Imagen generada por la IA de Google
Augusto, professor de literatura, partilhava o quarto duplo do hospital com um mecânico que não parava de falar. Durante três dias, Augusto respondeu com monossílabos enquanto o outro enchia o silêncio com histórias sobre motores, carros ressuscitados e peças raras encontradas em ferros-velhos. Augusto, habituado às nuances da linguagem escrita e aos silêncios carregados de significado, não conseguia imaginar o que poderia ter em comum com alguém que passava os dias com as mãos sujas de graxa.
No quarto dia, o telefone de Augusto tocou. Era Pablo, seu irmão de Buenos Aires. Augusto levantou-se com dificuldade, ainda a recuperar da cirurgia à vesícula, e foi até à janela. Falou em espanhol sobre a mãe, os sobrinhos, a política argentina, esquecendo por momentos o cheiro a antisséptico e o bipe dos monitores.
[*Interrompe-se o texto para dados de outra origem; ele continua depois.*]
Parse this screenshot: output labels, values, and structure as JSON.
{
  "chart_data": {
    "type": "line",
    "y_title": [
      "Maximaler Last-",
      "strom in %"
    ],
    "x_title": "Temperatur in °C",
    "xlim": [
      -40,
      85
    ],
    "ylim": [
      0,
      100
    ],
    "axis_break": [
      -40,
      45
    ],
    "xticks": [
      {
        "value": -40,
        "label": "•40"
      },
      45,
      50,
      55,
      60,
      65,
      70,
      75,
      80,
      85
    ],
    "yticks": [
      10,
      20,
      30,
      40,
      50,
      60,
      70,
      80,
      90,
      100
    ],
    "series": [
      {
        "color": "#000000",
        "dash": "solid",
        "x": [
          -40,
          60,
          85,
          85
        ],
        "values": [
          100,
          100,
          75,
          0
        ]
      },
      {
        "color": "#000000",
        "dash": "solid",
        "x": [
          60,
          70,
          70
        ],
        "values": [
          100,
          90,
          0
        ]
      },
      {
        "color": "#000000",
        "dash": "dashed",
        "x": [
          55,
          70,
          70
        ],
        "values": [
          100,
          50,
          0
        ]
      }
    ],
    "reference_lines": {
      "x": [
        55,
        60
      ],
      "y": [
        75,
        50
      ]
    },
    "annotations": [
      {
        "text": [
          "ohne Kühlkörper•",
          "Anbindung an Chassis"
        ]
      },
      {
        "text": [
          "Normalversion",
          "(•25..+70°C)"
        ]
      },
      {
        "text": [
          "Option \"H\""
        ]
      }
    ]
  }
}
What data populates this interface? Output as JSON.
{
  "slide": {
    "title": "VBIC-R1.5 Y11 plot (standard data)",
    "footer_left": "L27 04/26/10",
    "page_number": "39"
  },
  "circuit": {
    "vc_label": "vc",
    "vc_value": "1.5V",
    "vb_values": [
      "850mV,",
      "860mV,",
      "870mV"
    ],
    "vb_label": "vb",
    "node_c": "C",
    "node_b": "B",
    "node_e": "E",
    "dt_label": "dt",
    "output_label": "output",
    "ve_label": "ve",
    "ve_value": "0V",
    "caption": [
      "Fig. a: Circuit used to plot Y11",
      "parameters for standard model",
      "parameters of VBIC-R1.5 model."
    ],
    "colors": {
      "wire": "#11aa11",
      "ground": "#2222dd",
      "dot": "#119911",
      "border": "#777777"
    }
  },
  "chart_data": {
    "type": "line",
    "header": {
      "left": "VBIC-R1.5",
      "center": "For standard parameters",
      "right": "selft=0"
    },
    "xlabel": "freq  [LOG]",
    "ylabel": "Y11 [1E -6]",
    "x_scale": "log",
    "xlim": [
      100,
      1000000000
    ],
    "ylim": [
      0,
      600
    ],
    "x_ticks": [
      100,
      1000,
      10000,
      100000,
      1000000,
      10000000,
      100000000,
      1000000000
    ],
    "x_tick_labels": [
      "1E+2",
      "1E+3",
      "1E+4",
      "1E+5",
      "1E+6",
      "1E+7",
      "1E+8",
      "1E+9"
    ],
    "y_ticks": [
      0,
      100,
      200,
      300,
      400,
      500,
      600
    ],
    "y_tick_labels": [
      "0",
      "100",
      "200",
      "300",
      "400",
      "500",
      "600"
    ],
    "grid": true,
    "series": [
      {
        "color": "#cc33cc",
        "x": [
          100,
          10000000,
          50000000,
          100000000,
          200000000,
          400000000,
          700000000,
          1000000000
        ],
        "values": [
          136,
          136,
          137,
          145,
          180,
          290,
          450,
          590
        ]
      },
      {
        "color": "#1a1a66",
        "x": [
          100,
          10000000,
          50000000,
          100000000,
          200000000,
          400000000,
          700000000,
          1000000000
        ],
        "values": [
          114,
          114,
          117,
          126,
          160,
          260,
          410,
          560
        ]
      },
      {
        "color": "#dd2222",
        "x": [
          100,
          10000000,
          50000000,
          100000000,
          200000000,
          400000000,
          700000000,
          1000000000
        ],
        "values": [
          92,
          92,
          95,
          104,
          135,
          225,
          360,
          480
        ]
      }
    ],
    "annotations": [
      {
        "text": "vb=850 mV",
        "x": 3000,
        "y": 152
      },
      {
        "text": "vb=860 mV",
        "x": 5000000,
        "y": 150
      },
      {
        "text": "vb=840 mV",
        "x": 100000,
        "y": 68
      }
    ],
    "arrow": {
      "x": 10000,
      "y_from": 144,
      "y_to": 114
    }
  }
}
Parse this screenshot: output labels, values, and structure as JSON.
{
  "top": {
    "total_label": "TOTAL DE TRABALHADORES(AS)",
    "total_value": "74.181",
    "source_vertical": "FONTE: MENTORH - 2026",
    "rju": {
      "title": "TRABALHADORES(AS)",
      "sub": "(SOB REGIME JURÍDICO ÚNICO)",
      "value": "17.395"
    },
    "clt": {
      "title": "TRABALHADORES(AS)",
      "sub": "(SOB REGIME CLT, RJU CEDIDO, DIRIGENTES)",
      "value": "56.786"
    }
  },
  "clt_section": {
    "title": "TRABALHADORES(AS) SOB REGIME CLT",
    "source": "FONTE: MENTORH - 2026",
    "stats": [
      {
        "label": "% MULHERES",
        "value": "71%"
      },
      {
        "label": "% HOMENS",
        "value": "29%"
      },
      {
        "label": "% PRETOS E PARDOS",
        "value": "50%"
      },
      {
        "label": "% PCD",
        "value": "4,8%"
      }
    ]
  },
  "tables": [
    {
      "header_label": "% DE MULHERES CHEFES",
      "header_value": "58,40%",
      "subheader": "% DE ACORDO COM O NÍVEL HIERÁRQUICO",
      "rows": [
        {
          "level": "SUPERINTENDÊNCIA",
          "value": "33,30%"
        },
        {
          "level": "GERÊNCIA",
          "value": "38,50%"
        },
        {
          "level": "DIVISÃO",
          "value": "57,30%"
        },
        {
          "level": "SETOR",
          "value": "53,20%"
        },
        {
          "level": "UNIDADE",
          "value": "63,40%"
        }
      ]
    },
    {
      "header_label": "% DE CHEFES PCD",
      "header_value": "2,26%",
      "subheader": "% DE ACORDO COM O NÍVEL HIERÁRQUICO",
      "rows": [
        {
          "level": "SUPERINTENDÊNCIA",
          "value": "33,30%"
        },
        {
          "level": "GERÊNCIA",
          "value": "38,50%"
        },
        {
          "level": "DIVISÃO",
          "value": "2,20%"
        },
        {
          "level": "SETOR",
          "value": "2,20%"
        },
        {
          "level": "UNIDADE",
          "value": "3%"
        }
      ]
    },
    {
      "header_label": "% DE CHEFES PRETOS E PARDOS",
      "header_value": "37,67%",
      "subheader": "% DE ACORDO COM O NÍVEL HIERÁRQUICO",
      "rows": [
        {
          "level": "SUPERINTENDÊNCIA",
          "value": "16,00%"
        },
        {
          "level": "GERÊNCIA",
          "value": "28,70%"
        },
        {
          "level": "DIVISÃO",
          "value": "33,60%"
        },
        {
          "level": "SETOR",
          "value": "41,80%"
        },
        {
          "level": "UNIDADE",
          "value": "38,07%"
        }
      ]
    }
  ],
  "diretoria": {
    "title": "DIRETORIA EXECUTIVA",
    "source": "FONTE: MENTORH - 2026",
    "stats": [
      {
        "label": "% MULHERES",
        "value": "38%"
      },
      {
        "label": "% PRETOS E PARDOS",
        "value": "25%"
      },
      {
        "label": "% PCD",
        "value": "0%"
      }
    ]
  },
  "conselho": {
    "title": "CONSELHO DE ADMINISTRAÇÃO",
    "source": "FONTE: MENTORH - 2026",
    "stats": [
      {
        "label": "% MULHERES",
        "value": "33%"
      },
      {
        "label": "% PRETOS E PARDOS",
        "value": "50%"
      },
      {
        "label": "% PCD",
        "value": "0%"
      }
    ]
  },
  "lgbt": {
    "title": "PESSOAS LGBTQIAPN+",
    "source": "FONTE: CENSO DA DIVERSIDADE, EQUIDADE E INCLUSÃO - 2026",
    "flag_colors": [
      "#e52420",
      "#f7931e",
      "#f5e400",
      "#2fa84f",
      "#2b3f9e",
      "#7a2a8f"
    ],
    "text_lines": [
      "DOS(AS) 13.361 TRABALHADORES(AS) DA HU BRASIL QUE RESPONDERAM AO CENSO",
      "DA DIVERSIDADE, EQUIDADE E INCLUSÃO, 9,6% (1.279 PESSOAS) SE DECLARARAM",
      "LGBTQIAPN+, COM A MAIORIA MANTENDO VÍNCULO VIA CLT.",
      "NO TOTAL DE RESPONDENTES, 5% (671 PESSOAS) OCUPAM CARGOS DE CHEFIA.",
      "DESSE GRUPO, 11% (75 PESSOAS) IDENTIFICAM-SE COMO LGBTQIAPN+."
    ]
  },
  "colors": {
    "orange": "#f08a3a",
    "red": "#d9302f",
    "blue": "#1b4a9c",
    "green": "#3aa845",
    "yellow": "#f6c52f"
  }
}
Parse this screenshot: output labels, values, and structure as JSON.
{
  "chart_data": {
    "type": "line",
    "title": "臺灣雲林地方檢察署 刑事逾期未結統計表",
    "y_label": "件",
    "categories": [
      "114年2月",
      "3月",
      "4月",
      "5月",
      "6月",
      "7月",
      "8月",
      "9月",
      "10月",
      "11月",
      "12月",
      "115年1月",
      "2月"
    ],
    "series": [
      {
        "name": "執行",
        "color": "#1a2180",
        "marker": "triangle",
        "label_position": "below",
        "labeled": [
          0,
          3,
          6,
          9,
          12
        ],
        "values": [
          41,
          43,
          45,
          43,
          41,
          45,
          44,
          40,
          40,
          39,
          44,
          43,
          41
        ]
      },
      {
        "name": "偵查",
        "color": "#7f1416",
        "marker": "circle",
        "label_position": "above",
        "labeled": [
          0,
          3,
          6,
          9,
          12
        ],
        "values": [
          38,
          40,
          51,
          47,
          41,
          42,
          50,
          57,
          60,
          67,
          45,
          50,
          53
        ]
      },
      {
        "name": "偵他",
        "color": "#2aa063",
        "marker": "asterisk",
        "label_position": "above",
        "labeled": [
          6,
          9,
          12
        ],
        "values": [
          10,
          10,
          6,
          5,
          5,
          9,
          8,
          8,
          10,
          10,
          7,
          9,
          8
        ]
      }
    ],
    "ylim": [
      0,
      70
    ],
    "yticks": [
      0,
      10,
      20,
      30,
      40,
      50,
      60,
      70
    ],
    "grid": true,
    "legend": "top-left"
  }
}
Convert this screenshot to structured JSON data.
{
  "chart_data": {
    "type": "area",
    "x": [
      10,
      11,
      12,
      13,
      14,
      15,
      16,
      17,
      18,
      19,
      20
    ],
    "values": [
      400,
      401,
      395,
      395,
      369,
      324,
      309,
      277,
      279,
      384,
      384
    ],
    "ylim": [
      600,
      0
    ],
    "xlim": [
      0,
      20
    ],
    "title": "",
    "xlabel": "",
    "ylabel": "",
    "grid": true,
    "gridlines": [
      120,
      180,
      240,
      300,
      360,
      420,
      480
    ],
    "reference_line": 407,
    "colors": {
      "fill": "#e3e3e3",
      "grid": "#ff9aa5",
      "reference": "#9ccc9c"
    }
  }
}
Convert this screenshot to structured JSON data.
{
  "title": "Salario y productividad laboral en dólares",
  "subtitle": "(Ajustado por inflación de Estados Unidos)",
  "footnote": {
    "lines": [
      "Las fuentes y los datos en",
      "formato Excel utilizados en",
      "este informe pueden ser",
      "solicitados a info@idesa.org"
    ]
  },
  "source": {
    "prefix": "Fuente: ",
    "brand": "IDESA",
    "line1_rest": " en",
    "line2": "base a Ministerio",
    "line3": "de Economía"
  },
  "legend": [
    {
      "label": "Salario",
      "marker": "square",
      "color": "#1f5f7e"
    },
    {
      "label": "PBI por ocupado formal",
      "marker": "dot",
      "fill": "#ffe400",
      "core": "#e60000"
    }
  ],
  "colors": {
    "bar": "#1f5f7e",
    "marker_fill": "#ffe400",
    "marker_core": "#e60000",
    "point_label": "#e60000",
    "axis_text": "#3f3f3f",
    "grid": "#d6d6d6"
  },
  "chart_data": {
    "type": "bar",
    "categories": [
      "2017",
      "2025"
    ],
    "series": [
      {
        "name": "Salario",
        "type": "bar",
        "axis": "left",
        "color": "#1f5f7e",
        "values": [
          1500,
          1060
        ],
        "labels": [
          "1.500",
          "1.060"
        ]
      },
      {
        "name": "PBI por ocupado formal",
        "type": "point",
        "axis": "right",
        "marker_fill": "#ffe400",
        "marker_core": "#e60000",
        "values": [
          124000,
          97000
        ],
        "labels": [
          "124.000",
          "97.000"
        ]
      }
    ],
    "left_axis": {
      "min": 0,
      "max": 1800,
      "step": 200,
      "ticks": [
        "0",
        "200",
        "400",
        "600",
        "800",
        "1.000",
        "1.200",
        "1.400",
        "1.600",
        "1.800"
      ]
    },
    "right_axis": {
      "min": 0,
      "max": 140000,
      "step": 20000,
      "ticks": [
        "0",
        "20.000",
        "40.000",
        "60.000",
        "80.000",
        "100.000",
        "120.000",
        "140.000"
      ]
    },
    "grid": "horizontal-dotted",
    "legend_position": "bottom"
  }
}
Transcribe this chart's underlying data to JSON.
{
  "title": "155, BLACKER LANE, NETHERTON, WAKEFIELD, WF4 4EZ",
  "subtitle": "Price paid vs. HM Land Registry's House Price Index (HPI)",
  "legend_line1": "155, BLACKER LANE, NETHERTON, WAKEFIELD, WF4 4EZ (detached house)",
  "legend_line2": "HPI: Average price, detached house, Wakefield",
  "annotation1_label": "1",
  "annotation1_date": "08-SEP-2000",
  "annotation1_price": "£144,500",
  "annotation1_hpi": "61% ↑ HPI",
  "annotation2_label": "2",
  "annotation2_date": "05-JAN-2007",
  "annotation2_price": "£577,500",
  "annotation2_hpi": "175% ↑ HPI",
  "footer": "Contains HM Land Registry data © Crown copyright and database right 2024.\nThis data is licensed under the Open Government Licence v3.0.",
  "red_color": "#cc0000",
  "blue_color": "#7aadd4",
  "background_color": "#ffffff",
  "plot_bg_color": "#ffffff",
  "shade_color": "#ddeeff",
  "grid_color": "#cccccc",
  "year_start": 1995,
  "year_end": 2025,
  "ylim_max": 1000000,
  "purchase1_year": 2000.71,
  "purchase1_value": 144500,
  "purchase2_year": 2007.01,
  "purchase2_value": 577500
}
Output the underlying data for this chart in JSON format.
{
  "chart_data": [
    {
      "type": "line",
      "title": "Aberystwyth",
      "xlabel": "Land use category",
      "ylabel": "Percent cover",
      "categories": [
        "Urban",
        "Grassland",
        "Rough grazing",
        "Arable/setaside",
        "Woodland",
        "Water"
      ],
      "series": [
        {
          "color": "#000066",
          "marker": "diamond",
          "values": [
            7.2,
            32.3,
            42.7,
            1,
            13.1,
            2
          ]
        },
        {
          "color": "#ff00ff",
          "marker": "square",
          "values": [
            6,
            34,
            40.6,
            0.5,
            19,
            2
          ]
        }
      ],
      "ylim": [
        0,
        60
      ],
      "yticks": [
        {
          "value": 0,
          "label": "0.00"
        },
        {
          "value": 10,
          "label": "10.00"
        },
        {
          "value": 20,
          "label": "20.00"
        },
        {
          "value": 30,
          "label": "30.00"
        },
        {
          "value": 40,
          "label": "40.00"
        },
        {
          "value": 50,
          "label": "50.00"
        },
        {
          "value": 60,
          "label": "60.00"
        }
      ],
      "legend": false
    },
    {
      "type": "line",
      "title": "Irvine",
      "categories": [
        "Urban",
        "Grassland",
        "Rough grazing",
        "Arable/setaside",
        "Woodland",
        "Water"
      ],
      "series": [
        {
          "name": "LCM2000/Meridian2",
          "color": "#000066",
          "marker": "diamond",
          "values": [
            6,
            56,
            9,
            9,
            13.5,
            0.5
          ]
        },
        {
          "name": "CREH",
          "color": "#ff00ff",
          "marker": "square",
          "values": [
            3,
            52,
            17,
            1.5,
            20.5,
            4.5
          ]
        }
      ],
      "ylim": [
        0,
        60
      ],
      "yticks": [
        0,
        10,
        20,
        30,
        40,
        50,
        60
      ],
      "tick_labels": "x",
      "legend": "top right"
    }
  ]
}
Quando desligou, o mecânico estava acordado, com uma expressão sonhadora. “Gostei de ouvir você falando espanhol,” disse. “Sua voz… me lembrou alguém.” Augusto preparou-se para mais uma história sobre clientes. “Pablo Neruda,” completou ele.
Augusto parou, olhando para o seu companheiro de quarto como se o visse pela primeira vez. O mecânico pegou no telemóvel e mostrou-lhe um vídeo: Neruda a declamar em português, idioma que não conhecia; a voz profunda e cadenciada fazendo cada palavra parecer essencial. Augusto escutou em silêncio, sentindo algo afrouxar dentro do peito. Não corrigiu o equívoco sobre o idioma.
“Meu pai costumava recitar poesias enquanto trabalhava,” explicou Ricardo. “Dizia que consertar um motor era como entender um poema: precisava sentir o ritmo, entender o que não estava sendo dito. Neruda era o preferido dele”.
Na manhã seguinte, a enfermeira encontrou os dois a conversar. Augusto falava sobre Lorca, e Ricardo escutava com a atenção que dedicava ao som de um motor falhando, procurando nas palavras o ritmo secreto das coisas.